Craving a comforting, flavor-packed dish that’s ready in just 20 minutes? This creamy pasta gorgonzola with mushrooms and walnuts is your perfect weeknight indulgence. The rich, velvety gorgonzola sauce features tender pasta, while earthy mushrooms and crunchy walnuts add depth and texture. It’s a satisfying meal that feels both luxurious and effortless—ideal for when you want something special without spending hours in the kitchen.
Place a pot of large salted water on the stove and bring to the boil. Add the 200 gr pasta and cook according to the package instructions al dente. Drain the pasta and save some of the cooking water for later use. Add some olive oil to the pasta to prevent sticking.

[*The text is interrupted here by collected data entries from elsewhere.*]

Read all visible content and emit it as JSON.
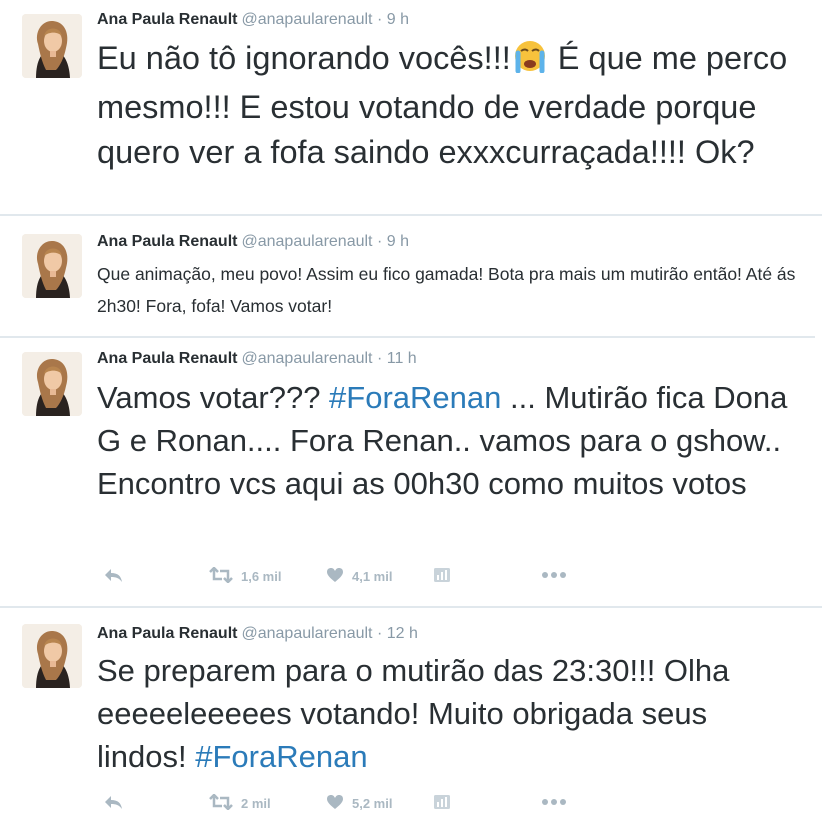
{
  "tweets": [
    {
      "name": "Ana Paula Renault",
      "handle": "@anapaularenault",
      "time": "· 9 h",
      "text_a": "Eu não tô ignorando vocês!!!",
      "emoji": "loudly-crying-face",
      "text_b": " É que me perco mesmo!!! E estou votando de verdade porque quero ver a fofa saindo exxxcurraçada!!!! Ok?"
    },
    {
      "name": "Ana Paula Renault",
      "handle": "@anapaularenault",
      "time": "· 9 h",
      "text": "Que animação, meu povo! Assim eu fico gamada! Bota pra mais um mutirão então! Até ás 2h30! Fora, fofa! Vamos votar!"
    },
    {
      "name": "Ana Paula Renault",
      "handle": "@anapaularenault",
      "time": "· 11 h",
      "text_a": "Vamos votar??? ",
      "hashtag": "#ForaRenan",
      "text_b": " ... Mutirão fica Dona G e Ronan.... Fora Renan.. vamos para o gshow.. Encontro vcs aqui as 00h30 como muitos votos",
      "retweets": "1,6 mil",
      "likes": "4,1 mil"
    },
    {
      "name": "Ana Paula Renault",
      "handle": "@anapaularenault",
      "time": "· 12 h",
      "text_a": "Se preparem para o mutirão das 23:30!!! Olha eeeeeleeeees votando! Muito obrigada seus lindos! ",
      "hashtag": "#ForaRenan",
      "retweets": "2 mil",
      "likes": "5,2 mil"
    }
  ],
  "colors": {
    "hashtag": "#2b7bb9",
    "muted": "#8899a6",
    "icon": "#aab8c2"
  },
  "icons": [
    "reply-icon",
    "retweet-icon",
    "heart-icon",
    "analytics-icon",
    "more-icon"
  ]
}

Place a large skillet on medium heat and add some olive oil and a 1 tbsp butter. Bake 200 gr mushrooms until golden and cooked through.

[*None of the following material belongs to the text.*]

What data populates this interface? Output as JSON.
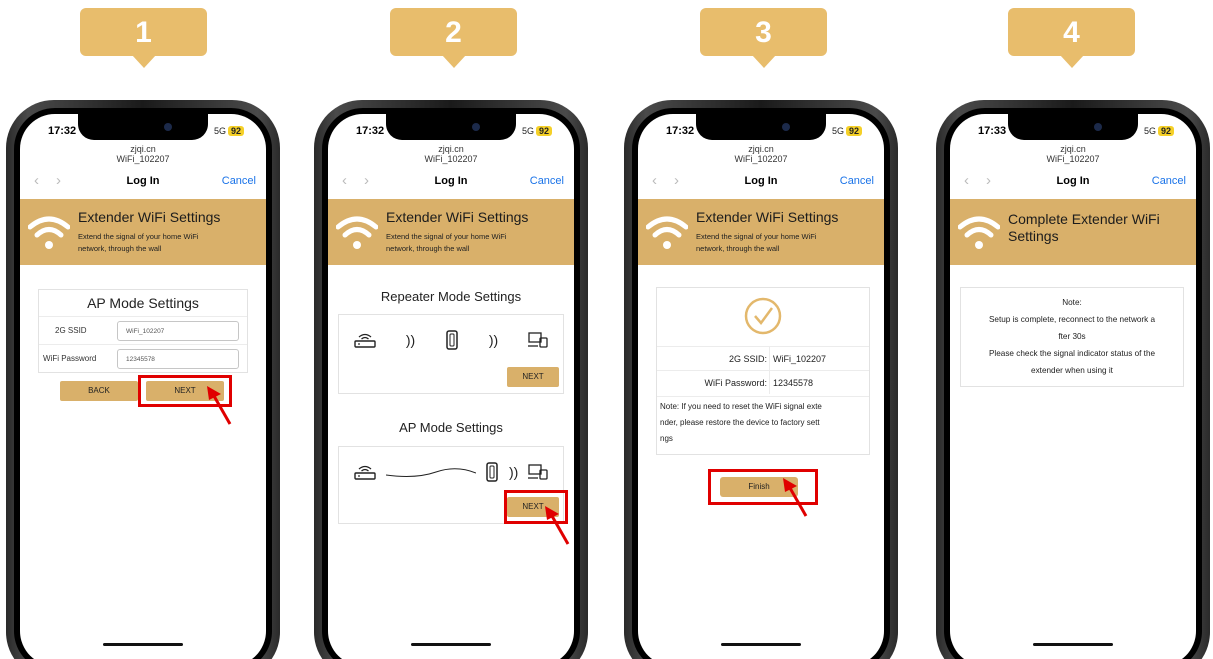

Add the 200 ml gorgonzola sauce and toss it together. Add the cooked pasta and a bit of the cooking water until you have a rich creamy sauce.
Serve the pasta with chopped parsley, chopped walnuts and some extra cheddar
Notes
Storage; you can store the pasta gorgonzola for about 2-3 days. Keep in mind that the cheese will thicken so if you reheat you might need to add a bit of liquid in.